Sometimes students won’t reach their goals or respond positively to situations. In those moments, you should be there to provide support and talk through the situation.
Social awareness involves helping children and teens learn how to interact in various situations, as well as how to show empathy and respect for others. Students live in a diverse world and are likely to encounter new perspectives and different opinions every day.
At school, you can build social awareness by having students:
- work with those who have different interests, backgrounds, etc.
- read texts from a diverse group of authors
- study multiple perspectives on a topic
- participate in class discussions
- show respect by listening to others and valuing their opinions
- modeling how to handle difficult topics or situations
Parents and teachers should never underestimate the power of their own actions. Children and teens are watching to see how the adults in their lives respond to differing opinions, embrace diversity, and show empathy and respect to others. Your response to a trying situation may be a highly teachable moment.

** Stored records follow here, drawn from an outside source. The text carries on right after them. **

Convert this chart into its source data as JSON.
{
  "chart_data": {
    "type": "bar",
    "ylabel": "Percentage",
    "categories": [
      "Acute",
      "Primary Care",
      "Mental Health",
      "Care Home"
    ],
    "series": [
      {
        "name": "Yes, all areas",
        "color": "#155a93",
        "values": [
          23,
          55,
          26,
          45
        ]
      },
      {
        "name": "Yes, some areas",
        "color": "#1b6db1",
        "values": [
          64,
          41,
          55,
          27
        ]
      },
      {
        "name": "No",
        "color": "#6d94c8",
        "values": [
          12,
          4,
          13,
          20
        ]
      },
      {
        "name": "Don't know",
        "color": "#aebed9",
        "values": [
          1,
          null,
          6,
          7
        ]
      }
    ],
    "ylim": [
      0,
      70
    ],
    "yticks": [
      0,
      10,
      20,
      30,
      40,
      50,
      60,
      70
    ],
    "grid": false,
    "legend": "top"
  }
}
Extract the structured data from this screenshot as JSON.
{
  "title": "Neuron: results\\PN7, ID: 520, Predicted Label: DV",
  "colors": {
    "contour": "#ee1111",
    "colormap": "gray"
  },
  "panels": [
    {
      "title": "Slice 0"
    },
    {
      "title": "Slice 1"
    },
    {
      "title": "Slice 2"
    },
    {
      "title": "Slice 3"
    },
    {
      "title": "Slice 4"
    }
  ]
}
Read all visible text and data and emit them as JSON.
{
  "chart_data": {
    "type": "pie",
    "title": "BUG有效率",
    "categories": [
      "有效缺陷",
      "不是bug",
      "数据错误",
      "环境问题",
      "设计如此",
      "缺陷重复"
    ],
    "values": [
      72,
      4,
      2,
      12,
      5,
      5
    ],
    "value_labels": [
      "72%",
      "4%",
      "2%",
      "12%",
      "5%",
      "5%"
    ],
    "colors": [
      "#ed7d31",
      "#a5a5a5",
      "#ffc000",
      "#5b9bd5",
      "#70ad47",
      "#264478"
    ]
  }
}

Some children and teens can just go right up to a stranger and start talking. They have the ability to easily form relationships and interact with people. For others, it takes more effort. However, relationship skills goes beyond just being able to make friends. It’s also involves communicating with and listening to others, resisting peer pressure, negotiating conflict, and learning to ask for help.
At home and in the classroom, let children and teens it’s okay to come to you with a problem or to ask for help and respond positively when they do. You may have to remind them a few times or say, “If you want help with that, I’m here to help you.”
Some other ways to build relationship skills include:
- role playing conversations children and teens may have
- refusing to step in when they have a conflict with someone else (unless safety is an issue
- giving them plenty of opportunities to engage in back-and-forth conversation and modeling good listening skills
- holding debates in the classroom
- starting a peer mediation program
- letting children and teens negotiate with you
As parents and teachers, it’s easy to want to make decisions for children and teens. However, to function as adults, they need to learn how to responsibly make decisions. Both at home and in the classroom, you can help promote by responsible decision-making by giving children and teens a chance to make choices. Choices can include:
- rules for the classroom or home
- the type of activity to complete
- what to have for dinner
- what sport or activity to join
Of course, they’re not always going to make the right decision. That’s why another key component of teaching responsible decision-making is providing a safe place for children and teens to fail and learn from their mistakes. If you berate or ridicule them when they make a mistake, they’ll be less likely to take a risk in the future or they’ll become so concerned with perfection that they’ll drive themselves crazy. Instead, respond to mistakes positively and provide support and guidance to help them grow.
Remember, it’s not just students with autism or learning disorders who need to build social and emotional skills. Even straight-A students or seemingly well-adjusted children can benefit from a little more help in this area.